Velio Ortolani began to collect scales in the early 60s, when he was just over thirty years old. His first scale was a folded and rusty steelyard that in a pile of old irons. Since then he never stopped the research and today the Ortolani collection is made up of an indefinable but enormous number of scales, basculas and steelyards as well as old keys and locks, another great passion of this tireless collector. His attention has always focused mainly on iron-forged objects, because they are unique and above all witnesses to the skills and intelligence of those who built them. The shrewdness adopted by a locksmith to overcome technical difficulties, the artistic taste of a gunsmith in decorating his creations, the hidden detail that tells something about the use of an object: these are the criteria that Ortolani uses to determine whether to purchase a scale or not.
Soon his attention is also directed to more “industrial” scales, produced in series but still significant and peculiar. However, these are beautiful objects, because aesthetics is an obvious feature of the collection, and although these scales are not unique they are very rare. With his research, Ortolani has saved hundreds and hundreds of objects from oblivion and destruction, and today his collection is one of the most important in the world in terms of number of pieces, typology and chronological period represented. The collection includes scales of particular value and beauty. An example of this is a splendid 17th-century French equal-arm balance with its splendid bronze plates, completed by a sumptuous easel. For technical skill and taste in decoration the two objects look like the work of a goldsmith. The legs of the trestle have such a refined decoration that it looks like a marquetry, when in reality the detail has been cleverly forged and closed.

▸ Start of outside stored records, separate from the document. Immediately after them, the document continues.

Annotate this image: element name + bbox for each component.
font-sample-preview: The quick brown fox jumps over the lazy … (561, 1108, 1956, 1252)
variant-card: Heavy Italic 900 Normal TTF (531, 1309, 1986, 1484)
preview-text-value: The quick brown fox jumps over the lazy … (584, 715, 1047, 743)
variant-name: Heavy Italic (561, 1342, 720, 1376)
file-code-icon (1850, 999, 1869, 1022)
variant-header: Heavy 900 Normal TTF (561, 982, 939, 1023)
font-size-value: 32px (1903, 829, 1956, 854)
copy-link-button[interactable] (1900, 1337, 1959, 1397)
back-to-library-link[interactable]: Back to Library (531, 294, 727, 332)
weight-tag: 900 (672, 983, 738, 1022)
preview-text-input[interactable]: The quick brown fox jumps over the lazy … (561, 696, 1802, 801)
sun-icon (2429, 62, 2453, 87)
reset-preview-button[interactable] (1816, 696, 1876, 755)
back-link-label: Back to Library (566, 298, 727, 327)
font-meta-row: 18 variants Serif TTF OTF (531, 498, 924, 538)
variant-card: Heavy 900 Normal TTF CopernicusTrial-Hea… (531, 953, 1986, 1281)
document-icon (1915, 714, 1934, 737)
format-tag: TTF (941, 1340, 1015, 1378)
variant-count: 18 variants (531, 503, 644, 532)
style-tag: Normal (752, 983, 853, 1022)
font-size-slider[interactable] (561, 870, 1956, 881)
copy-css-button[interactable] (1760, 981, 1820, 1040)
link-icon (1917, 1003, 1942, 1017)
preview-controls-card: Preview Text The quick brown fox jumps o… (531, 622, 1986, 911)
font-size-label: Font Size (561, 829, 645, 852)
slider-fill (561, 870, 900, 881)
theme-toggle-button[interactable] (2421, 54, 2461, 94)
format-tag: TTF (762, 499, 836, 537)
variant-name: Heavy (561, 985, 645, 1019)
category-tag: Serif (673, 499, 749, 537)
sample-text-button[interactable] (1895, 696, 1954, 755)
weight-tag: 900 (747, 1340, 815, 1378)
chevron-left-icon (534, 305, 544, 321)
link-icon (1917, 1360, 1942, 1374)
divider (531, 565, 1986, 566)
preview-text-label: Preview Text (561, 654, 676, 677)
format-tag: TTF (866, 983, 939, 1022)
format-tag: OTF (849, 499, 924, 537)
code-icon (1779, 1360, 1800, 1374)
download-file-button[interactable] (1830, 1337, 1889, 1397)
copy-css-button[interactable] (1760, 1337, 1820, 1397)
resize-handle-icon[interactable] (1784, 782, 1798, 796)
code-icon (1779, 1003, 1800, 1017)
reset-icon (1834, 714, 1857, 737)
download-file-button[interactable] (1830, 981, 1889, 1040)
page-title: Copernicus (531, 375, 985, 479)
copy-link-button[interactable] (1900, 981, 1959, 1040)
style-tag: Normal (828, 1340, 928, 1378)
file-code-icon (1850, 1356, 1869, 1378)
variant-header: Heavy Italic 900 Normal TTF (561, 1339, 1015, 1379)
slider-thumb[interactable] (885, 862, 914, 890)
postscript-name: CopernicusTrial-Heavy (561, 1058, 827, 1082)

The same technical ability is found in a food wholesale steelyard, a true example of beauty combined with precision. In addition to the delicacy of some details of the “Roman” (ie the sliding weight that determines the value of the weigh), the termination of the short arm, hooks and chains, this object dating back to the nineteenth century presents a yoke of suspension of the dishes with is particularly interesting. It has a square spiral shape, and was made with forging and without welding. A slow and difficult job, which has attracted the interest of Velio Ortolani. Even the most “serial” objects show details that deserve to be observed carefully. The series of small herbal medicine steelyards with marble base represent a good example of Art Nouveau style, with the suspension arm that elegantly connects to the softness of the marble forms. They have a limited “scope”, because they served to weigh light and delicate objects, just like their own appearance. The analytical balance of the Galileo Sartorius company in Milan is very significant. Created to weigh infinitely small quantities of chemical materials, it has a complex system of levers that guarantee greater precision. Like other precision analytical balances, it is enclosed in a glass case with flaps, to avoid the action of air on small plates. This particularly sophisticated object also features an externally manoeuvrable system that allows you to position the milligram weights on the plate through a small lever without having to open the case.